Ora sembra che l’Italia stia valutando di bandire l’uso di entrambe per ragioni di inquinamento ambientale. Per ora non è ancora confermato il provvedimento, ma anche lo fosse, le restrizioni sarebbero differenziate tra le varie regioni.
Divieto di usare camini a biomassa e stufe a pellet, le disposizioni di ogni regione
In Lombardia, Toscana, Emilia-Romagna, Piemonte e Veneto è già vietato da molti anni l’uso di alcuni tipi di stufe e camini che non rispettano i criteri di emissione previsti per non aggravare l’inquinamento atmosferico. Vediamoli nel particolare.

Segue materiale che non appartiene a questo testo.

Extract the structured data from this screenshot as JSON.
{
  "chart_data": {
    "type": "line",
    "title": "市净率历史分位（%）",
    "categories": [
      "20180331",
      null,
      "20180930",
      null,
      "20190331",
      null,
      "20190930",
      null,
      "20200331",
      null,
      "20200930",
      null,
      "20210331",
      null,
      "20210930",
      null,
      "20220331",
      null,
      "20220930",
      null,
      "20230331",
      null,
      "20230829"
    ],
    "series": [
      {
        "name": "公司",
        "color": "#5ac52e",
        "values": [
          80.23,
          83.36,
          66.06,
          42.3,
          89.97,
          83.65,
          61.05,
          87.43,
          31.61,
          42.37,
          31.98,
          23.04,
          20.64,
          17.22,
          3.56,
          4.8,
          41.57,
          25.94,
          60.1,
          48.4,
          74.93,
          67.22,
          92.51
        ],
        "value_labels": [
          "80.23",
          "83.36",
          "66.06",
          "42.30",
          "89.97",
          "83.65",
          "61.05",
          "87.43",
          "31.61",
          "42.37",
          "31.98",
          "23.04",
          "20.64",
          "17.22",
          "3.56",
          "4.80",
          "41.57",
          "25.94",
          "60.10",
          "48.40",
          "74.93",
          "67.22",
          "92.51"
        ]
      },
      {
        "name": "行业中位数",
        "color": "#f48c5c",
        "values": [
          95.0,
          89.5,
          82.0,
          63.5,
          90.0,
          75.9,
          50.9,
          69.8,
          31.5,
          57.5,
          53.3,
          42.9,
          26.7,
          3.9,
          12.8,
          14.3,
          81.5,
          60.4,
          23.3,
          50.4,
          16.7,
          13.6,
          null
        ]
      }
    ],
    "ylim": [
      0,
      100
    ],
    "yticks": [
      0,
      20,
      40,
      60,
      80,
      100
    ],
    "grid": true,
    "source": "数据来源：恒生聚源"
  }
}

Come riporta Greenme, dal 2022 la Lombardia obbliga ad installare generatori di ultima generazione (dalla classe classe 4 in poi) e utilizzare pellet di qualità. In Veneto, è in parte lo stesso: fin dal 2017 infatti la regione bandisce tutti i generatori di calore alimentati a biomassa legnosa che non rientrino almeno nelle quarta classe. Ciò nel caso sia già presente un impianto di riscaldamento alternativo.
Il Piemonte è lievemente più “permissivo”: qui il divieto, attivo dal 2019, è per i generatori sotto i 35 Kw e la classe minima ammessa è 3 stelle. Gli stessi criteri vigono anche nel provvedimento preso dalla Toscana, quando fu introdotto anche il valore limite delle concentrazioni di Pm10. Nel resto d’Italia invece restano valide, fino a nuovo ordine, le norme generali già vigenti che riguardano l’installazione di questi apparecchi di riscaldamento, tali da tutelare l’ambiente e la salute umana.